DEG - Deutsche Investitions- und Entwicklungsgesellschaft

Entwicklungsfinanzierer in der Krise gefordert
DEG-Fachtagung zur globalen Finanzkrise
"Dialog im Atrium": 120 Teilnehmer aus fast 40 Ländern

Köln (ots) - Die Auswirkungen der Wirtschaftskrise treffen verstärkt auch die Entwicklungsländer: Das Finanzierungsangebot ist spürbar zurückgegangen. Daher sind Entwicklungsfinanzierer besonders gefordert, um diesen Engpass zu überwinden. Die DEG - Deutsche Investitions- und Entwicklungsgesellschaft mbH nahm dies zum Anlass für eine internationale Fachtagung am 16. September 2009. Über 120 Teilnehmer aus fast 40 Ländern folgten der Einladung nach Köln und diskutierten über die Krise und die besondere Rolle der Entwicklungsfinanzierer. Unter dem Titel "Entwicklungspartner - die Rolle der Entwicklungsfinanzierer in der gegenwärtigen Wirtschaftskrise und die Einschätzung der Kunden" stand dabei die Frage im Mittelpunkt, wie Unternehmen und Banken aus verschiedenen Regionen der Welt die Lage beurteilen.

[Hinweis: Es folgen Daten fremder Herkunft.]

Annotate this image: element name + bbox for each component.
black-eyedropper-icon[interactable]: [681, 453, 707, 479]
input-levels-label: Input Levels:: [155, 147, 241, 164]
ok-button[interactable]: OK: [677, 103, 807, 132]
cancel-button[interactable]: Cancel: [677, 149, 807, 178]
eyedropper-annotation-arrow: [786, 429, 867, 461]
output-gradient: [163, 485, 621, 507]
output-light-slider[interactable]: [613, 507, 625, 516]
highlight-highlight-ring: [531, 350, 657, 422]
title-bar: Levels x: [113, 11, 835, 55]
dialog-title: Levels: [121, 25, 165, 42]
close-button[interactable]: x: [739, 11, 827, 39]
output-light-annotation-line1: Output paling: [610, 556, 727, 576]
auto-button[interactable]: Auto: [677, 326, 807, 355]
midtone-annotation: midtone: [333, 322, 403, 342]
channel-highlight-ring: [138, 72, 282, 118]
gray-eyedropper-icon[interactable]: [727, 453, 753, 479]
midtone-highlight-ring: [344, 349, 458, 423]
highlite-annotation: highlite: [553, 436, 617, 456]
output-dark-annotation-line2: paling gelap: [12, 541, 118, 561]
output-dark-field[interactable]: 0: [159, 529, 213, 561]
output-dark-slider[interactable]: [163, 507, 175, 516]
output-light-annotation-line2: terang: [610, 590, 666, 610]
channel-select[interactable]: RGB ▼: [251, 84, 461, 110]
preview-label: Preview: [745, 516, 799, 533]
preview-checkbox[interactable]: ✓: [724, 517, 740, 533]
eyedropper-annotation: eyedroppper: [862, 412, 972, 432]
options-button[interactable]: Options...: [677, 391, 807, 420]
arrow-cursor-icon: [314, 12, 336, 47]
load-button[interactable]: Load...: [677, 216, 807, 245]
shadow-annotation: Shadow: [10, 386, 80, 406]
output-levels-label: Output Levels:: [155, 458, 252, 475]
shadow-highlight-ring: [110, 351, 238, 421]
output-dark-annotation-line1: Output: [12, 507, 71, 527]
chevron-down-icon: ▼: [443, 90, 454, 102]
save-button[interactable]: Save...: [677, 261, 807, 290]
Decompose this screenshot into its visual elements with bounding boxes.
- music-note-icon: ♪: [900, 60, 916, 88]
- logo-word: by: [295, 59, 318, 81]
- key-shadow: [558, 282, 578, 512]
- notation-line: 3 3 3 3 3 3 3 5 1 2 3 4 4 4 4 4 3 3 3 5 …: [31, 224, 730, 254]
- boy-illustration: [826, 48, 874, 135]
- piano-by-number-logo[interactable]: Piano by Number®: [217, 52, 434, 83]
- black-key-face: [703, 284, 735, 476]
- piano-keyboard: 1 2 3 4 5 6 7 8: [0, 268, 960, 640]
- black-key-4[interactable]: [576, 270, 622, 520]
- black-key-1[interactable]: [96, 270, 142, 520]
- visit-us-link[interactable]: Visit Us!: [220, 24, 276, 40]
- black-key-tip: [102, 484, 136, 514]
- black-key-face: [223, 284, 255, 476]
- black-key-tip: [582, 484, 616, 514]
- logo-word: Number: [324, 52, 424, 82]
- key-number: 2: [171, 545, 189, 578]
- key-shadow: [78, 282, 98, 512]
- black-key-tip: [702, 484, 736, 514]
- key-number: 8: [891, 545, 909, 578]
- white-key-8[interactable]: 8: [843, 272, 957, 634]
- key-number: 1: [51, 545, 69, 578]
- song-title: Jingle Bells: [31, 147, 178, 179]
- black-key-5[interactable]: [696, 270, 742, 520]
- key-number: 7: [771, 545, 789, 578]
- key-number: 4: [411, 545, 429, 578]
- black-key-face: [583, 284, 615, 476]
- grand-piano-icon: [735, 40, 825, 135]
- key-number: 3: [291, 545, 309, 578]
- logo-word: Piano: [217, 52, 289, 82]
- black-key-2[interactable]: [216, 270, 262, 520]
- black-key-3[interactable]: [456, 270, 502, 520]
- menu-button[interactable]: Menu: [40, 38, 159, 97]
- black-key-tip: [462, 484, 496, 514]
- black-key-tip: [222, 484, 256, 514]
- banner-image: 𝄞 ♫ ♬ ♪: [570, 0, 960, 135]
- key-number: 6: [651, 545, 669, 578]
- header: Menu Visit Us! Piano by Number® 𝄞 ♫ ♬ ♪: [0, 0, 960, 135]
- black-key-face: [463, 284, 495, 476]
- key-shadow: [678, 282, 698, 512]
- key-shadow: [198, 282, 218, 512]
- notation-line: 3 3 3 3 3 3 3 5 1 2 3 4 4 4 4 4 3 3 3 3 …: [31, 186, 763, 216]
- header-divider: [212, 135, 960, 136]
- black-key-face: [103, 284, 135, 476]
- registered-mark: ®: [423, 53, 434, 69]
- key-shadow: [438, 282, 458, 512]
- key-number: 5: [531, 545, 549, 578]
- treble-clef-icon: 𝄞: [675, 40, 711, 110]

"Die DEG hat früh ein Krisenreaktionsteam gebildet, das vor Ort mit den Unternehmen spricht. Darüber hinaus haben wir Kunden mit entsprechendem Bedarf zusätzliche Mittel bereitgestellt und Unternehmen unterstützt, deren Finanzierung über Geschäftsbanken infolge der Krise reduziert wurde. Ein weiteres Augenmerk liegt auf der Stärkung des Finanzsektors", sagte Dr. Winfried Polte, Sprecher der DEG-Geschäftsführung, zu den Aktivitäten seines Instituts. Bundesentwicklungsministerin Heidemarie Wieczorek-Zeul schilderte die Auswirkungen der Krise auf die Entwicklungsländer, und Professor Rolf J. Langhammer vom Kieler Institut für Weltwirtschaft beleuchtete die Ursachen. DEG-Kunden aus Lateinamerika, Asien und Osteuropa berichteten von ihren Erfahrungen in den verschiedenen Regionen. Zu den gemeinsamen Initiativen der Entwicklungsfinanzierer äußerten sich neben der DEG Vertreter der zur Weltbank-Gruppe gehörenden International Finance Corporation und der niederländischen Entwicklungsbank FMO.

DEG-Geschäftsführer Polte äußerte die Hoffnung auf eine Verbesserung der Lage: "Die in einzelnen Ländern und Regionen wieder gewonnene relative Stabilität zeigt, dass die Aktivitäten auch der Entwicklungsfinanzierer offensichtlich in die richtige Richtung gegangen sind." Die Tagung war die zweite in der Reihe "Dialog im Atrium", die die DEG, einer der größten europäischen Entwicklungsfinanzierer, im letzten Jahr in ihrer neuen Unternehmenszentrale in der Kölner Innenstadt ins Leben gerufen hat. Für DEG-Geschäftsführer Polte, der Ende September in Ruhestand geht, war die jetzige Konferenz gleichzeitig der Abschied von langjährigen internationalen Partnern.

Am Rande der Tagung sagte die DEG der ägyptischen SEKEM-Gruppe ein langfristiges Darlehen in Höhe von 10 Mio. US-Dollar zu. SEKEM ist ein der DEG seit langem verbundener und wirtschaftlich erfolgreicher Partner, der sich durch sein großes soziales und umweltpolitisches Engagement auszeichnet. Das aktuelle Vorhaben zielt darauf ab, 2.500 Hektar Wüstensand in Ägypten urbar zu machen und Anbauflächen für ökologisch erzeugtes Obst, Gemüse und Kräuter zu entwickeln.